Post-birth, I felt this same sudden and swift connection to my own body, not only for its weaknesses but for its previously unrecognized strengths: my new comfort with blood and how going to the bathroom felt less like changing a pad and more like tending to a gaping wound; the heat of my skin when I pressed my newborn against it to regulate her pounding heartbeat while she colic-cried for hours; the struggle to stay sane through the days of extreme boredom punctuated by wild exhilaration, typical of life with an infant.

And like the girls in Yellowjackets, I needed to find hope in the small things, like the day I’m able to watch her and her toddler sister without another adult to back me up. My version of survivors friendships were the ones I made, fast and fierce, with moms in playgroup, a recognition in the other mothers who have walked the same woods, survived the same wilderness.

Yellowjackets’ creators have called trauma a “big theme” of the show, speaking in interviews about how they wanted to explore the fact that trauma is something most people will experience in their lives, going as far as to call trauma a “fact of life… particularly for women.”

I saw this play out in the adult timeline, how the trauma of the woods imprinted on these girls as they became women, especially the two who became mothers.

In the pilot episode, suburban housewife Shauna, after fighting with her husband and teenage daughter, kills a rabbit who was eating her garden, skins it in her picture-perfect kitchen, and serves it for dinner, seemingly out of desire to test her survival instincts once again, to see if they remain intact when the trappings of everything else have failed her. And by the last episode of the season, we discover that ambitious Taissa is also unable to escape the grip of this time, reverting to the sleepwalking, hand-gnawing, and unconscious dirt-eating of her months in the woods, despite the years that have passed. Watching these women slip seamlessly, unconsciously, from their present, polished selves to their past, wild dopplegangers, I couldn’t help but think about the feral nature of the newborn stage, wondering what might be hardening in me this time around, what might stay with me, buried deep, even long after my daughters grew older.

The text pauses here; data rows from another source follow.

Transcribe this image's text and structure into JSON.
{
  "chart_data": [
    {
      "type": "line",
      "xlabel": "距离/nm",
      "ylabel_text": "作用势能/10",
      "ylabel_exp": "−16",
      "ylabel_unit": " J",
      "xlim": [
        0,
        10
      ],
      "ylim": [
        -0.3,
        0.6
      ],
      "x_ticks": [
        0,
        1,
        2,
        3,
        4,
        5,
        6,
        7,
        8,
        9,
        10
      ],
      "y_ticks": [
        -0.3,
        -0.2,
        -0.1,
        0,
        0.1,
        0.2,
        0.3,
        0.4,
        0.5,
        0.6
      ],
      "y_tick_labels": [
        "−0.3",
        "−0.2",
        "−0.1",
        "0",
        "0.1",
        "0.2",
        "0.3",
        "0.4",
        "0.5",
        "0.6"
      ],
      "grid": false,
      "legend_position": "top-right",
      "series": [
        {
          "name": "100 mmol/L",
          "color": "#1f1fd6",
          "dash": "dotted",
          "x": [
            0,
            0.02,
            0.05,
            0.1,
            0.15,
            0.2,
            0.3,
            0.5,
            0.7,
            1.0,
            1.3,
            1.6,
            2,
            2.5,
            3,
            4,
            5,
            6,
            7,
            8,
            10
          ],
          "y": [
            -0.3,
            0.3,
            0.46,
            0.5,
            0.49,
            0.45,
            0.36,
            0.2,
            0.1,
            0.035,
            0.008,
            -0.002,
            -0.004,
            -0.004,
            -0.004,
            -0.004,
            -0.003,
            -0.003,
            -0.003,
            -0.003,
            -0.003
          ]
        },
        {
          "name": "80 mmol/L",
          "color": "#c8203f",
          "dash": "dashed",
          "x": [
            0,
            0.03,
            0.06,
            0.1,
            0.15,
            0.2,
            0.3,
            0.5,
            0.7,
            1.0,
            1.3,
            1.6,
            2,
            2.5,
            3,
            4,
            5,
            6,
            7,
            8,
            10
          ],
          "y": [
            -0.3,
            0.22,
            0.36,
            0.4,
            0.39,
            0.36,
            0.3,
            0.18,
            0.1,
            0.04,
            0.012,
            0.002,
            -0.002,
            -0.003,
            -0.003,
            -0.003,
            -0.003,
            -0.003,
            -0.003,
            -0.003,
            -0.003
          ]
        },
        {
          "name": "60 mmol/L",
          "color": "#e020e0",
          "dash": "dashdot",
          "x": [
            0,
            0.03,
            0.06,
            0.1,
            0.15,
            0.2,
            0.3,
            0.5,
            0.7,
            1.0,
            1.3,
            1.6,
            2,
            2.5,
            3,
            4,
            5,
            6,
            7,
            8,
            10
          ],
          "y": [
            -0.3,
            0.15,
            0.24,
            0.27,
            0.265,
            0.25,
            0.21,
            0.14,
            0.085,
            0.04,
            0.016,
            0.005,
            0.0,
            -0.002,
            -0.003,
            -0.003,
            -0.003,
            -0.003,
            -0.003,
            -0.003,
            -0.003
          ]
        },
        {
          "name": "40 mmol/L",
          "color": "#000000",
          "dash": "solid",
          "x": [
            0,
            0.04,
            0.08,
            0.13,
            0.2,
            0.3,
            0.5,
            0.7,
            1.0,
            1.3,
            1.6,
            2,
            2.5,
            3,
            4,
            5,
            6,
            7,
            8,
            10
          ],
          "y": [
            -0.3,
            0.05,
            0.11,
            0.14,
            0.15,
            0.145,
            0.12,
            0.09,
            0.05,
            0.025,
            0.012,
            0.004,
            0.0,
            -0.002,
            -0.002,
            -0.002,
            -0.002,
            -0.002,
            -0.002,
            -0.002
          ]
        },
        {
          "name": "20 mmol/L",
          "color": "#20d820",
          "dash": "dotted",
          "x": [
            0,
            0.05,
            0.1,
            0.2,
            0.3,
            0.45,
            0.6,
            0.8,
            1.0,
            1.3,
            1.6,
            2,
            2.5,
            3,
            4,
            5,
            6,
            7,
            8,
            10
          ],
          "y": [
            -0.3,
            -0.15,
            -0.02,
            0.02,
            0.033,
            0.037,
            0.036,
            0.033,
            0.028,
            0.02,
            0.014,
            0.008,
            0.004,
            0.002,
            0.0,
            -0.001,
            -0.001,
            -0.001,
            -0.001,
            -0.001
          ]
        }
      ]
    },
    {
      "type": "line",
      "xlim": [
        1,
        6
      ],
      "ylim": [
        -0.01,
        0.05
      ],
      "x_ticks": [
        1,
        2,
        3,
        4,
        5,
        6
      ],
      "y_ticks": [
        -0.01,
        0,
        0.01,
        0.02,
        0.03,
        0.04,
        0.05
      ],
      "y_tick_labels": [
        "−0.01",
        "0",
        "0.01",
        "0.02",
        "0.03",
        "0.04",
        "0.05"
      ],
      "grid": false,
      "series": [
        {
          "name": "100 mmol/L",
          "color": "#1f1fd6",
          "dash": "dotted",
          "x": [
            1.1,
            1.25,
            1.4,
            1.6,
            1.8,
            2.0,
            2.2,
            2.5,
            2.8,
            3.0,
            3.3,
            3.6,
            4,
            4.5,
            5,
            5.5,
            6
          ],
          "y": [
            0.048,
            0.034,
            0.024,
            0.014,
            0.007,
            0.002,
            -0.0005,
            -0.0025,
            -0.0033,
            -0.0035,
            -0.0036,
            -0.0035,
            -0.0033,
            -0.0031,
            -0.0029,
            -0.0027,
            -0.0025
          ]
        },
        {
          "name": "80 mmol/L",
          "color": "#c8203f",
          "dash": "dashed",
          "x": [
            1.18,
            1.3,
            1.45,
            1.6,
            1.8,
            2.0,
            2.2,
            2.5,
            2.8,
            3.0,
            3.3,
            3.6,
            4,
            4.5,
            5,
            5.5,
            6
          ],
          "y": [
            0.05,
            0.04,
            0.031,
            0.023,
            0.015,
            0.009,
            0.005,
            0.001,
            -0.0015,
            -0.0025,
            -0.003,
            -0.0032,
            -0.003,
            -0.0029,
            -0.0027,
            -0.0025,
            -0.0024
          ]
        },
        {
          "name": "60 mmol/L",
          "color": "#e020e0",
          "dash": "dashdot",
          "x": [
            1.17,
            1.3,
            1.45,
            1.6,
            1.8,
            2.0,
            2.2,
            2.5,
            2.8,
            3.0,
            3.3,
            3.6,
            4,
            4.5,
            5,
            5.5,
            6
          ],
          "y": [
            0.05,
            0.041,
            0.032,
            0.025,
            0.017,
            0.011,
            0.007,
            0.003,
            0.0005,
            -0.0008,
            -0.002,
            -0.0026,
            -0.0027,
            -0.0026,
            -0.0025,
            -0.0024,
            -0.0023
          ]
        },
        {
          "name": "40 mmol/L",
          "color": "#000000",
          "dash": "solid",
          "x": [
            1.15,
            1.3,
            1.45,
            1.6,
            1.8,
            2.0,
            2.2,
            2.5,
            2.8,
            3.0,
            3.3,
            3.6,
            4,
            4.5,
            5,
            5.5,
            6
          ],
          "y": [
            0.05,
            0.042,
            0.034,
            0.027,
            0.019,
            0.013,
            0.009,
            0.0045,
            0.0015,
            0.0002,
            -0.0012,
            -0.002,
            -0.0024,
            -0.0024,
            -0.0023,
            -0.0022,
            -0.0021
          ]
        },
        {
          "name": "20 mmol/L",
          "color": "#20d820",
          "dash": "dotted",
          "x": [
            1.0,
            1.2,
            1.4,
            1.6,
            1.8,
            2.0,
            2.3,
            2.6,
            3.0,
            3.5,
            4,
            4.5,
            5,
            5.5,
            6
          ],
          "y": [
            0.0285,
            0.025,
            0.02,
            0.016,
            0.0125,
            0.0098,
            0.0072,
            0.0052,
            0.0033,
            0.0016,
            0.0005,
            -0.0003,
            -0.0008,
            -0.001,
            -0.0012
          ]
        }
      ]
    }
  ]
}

We are constantly made and remade by what we’ve lived through, not building blocks to a new self but instead scrambled-up histories, puzzle pieces whose full picture can only be revealed at the very end.

It’s an interesting idea, the slipperiness of timelines and trauma, one that Yellowjackets enjoys playing with. In The New Yorker, Andrea Long Chu posits that the teen and adult timelines don’t necessarily take place one after the other, but rather “in the perpetual present.” We tend to crave the linear, and this is especially true in parenting, the want for a person to move logically forward from pregnant to birth to mother, leaving behind the traumas of each stage as they ascend to the next. Why else would we send out platitudes like Mom and baby are happy and healthy immediately following the catastrophic experience of labor? But, as Yellowjackets shows us, the compartmentalization of these things is impossible, what one does to survive becomes core to that person, called upon and revisited. They are no more capable of leaving it behind or forgetting it than they are of erasing a scar.

And maybe that’s where I’m really finding the odd comfort, seeing this snake-eating-itself idea of how we — girls, women, mothers — are constantly made and remade by what we’ve lived through, not building blocks to a new self but instead scrambled-up histories, puzzle pieces whose full picture can only be revealed at the very end.

Or, maybe in that postpartum haze, I just desperately wanted to see who the pit girl is.